Industries such as healthcare and tech have become incredibly concentrated, is your approach to just hope the free market will solve these problems?

Precedent would suggest that in most cases it will. Tech champions come and go. Do you remember Netscape or Myspace? There is a temptation to think that today’s dominant players will be tomorrow’s dominant players. But in a market economy, leaders rise and fall: Sears one day, Walmart another, and Amazon another.

Where matters become more complicated is where legal or regulatory structures either embed or enforce concentration or distort the market in such a way that efficiency and competition are hobbled. That, I suspect, is what you have been seeing in healthcare, a “good”, arguably, like no other, where entrenched interests, regulatory overreach and many other non-market related factors have muddled the well-intentioned effort to ensure wide access to affordable, first-rate treatment.

One reason many think that young people have been drawn to socialism is because of some of the problems mentioned to earlier. Many cannot afford healthcare - wouldn't small reforms like breaking up big tech giants be the best way to keep capitalism "solvent"?

The reasons that young people have been drawn to socialism—or what they imagine to be socialism—are complicated, and we could talk about them for a long time. I think that the issues you mention have relatively little to do with it, although the failings in the health care system, which are not failings of the free market, have clearly contributed to their discontent. I would rather look elsewhere, to the education system, to entertainment media, where the default mode almost always seems set somewhere to the left. And then there is another problem, which will get worse, that of the underemployment created by automation. How you deal with that, I don’t know, but breaking up today’s tech giants is not the answer.

This is also an issue with trade but there national security also gets involved. If China is making supplies for our weapons, doesn’t that indicate we have a big problem with industrial policy?

You raise a good point. We live in the real world, not in an economic model. And in the real world, we face, as a country, some major strategic challenges, most notably, perhaps from China.
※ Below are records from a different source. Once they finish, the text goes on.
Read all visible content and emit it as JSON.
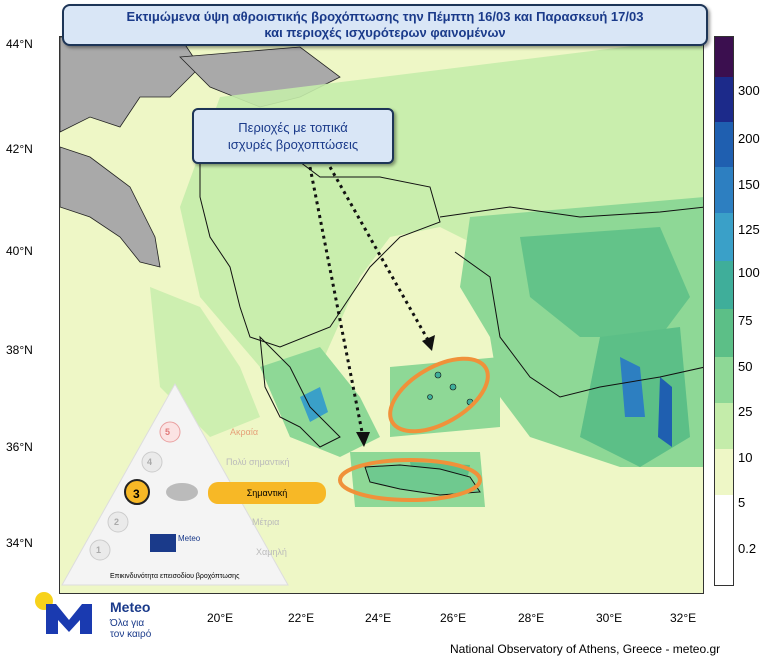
{
  "title": {
    "line1": "Εκτιμώμενα ύψη αθροιστικής βροχόπτωσης την Πέμπτη 16/03 και Παρασκευή 17/03",
    "line2": "και περιοχές ισχυρότερων φαινομένων"
  },
  "callout": {
    "line1": "Περιοχές με τοπικά",
    "line2": "ισχυρές βροχοπτώσεις"
  },
  "lat_labels": [
    "44°N",
    "42°N",
    "40°N",
    "38°N",
    "36°N",
    "34°N"
  ],
  "lon_labels": [
    "20°E",
    "22°E",
    "24°E",
    "26°E",
    "28°E",
    "30°E",
    "32°E"
  ],
  "colorbar": {
    "labels": [
      "300",
      "200",
      "150",
      "125",
      "100",
      "75",
      "50",
      "25",
      "10",
      "5",
      "0.2"
    ],
    "colors": [
      "#3b0f4f",
      "#1c2a8a",
      "#1f5fb0",
      "#2d7fc1",
      "#3aa0c8",
      "#3fae9a",
      "#5cbf87",
      "#8ed896",
      "#c4ecaa",
      "#eef7c6",
      "#ffffff"
    ]
  },
  "risk_scale": {
    "levels": [
      "Ακραία",
      "Πολύ σημαντική",
      "Σημαντική",
      "Μέτρια",
      "Χαμηλή"
    ],
    "numbers": [
      "5",
      "4",
      "3",
      "2",
      "1"
    ],
    "selected_level": "Σημαντική",
    "selected_number": "3",
    "caption": "Επικινδυνότητα επεισοδίου βροχόπτωσης",
    "brand": "Meteo"
  },
  "logo": {
    "name": "Meteo",
    "tagline_1": "Όλα για",
    "tagline_2": "τον καιρό"
  },
  "credit": "National Observatory of Athens, Greece - meteo.gr"
}
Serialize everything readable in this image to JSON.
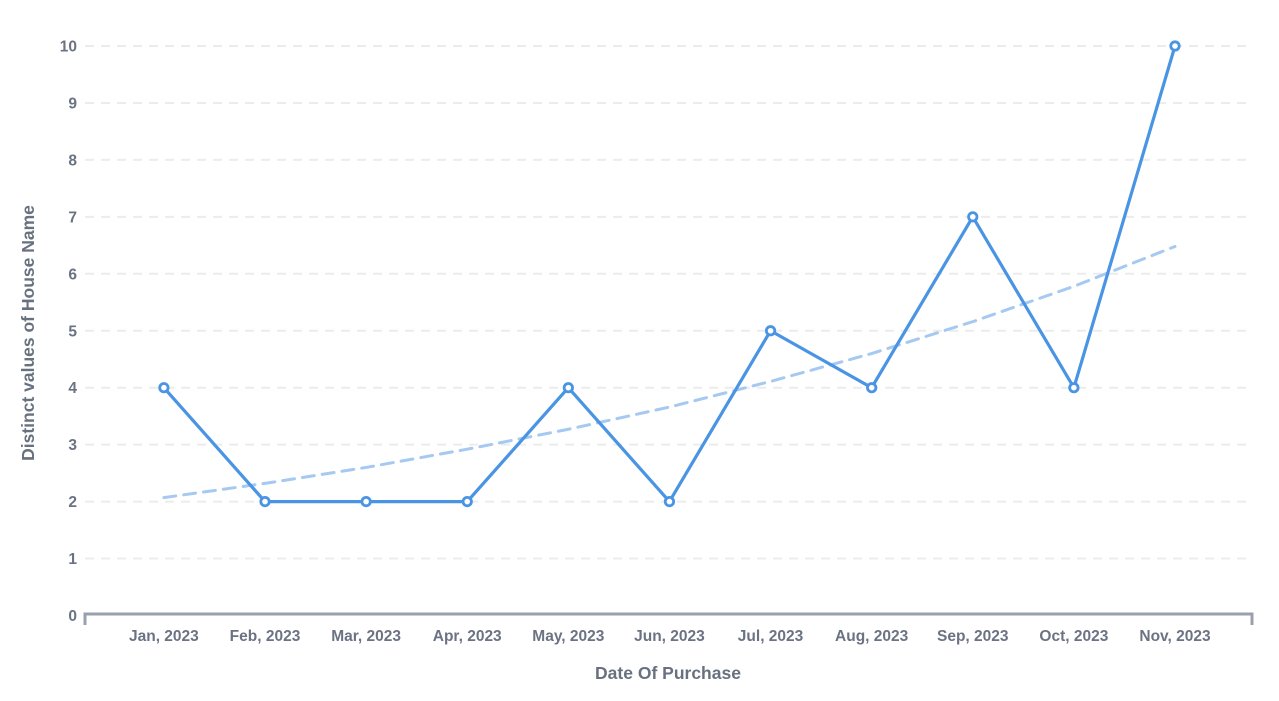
{
  "chart_data": {
    "type": "line",
    "title": "",
    "xlabel": "Date Of Purchase",
    "ylabel": "Distinct values of House Name",
    "categories": [
      "Jan, 2023",
      "Feb, 2023",
      "Mar, 2023",
      "Apr, 2023",
      "May, 2023",
      "Jun, 2023",
      "Jul, 2023",
      "Aug, 2023",
      "Sep, 2023",
      "Oct, 2023",
      "Nov, 2023"
    ],
    "values": [
      4,
      2,
      2,
      2,
      4,
      2,
      5,
      4,
      7,
      4,
      10
    ],
    "trend": {
      "shape": "exponential",
      "style": "dashed",
      "values": [
        2.07,
        2.32,
        2.6,
        2.92,
        3.27,
        3.66,
        4.11,
        4.6,
        5.16,
        5.78,
        6.48
      ]
    },
    "ylim": [
      0,
      10
    ],
    "yticks": [
      0,
      1,
      2,
      3,
      4,
      5,
      6,
      7,
      8,
      9,
      10
    ],
    "grid": "horizontal-dashed",
    "legend_position": "none",
    "marker": "open-circle",
    "colors": {
      "line": "#4a94e4",
      "marker_fill": "#ffffff",
      "trend": "#a5c9f0",
      "grid": "#ececec",
      "axis_line": "#98a0ac",
      "text": "#6b7383"
    }
  }
}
A trading relationship must be looked at with clear eyes, and that has not always been the case with China, where the combination of opportunity, free market fundamentalism and, yes, naivete meant that we got in too deep. That must change, particularly where strategically vital industries are concerned. And as we have discovered during this pandemic, there are more of those than we thought.

Final thoughts?

Free markets ought to be their own best justification, but, sadly, their deeds are not enough. Their defense needs words too, and we want to be out there making the case, a case that is not necessarily framed politically, although at times it certainly will be, but will often be a matter of explanation. This is how free markets work. This is what they deliver. And if you give them the chance, they can deliver even more.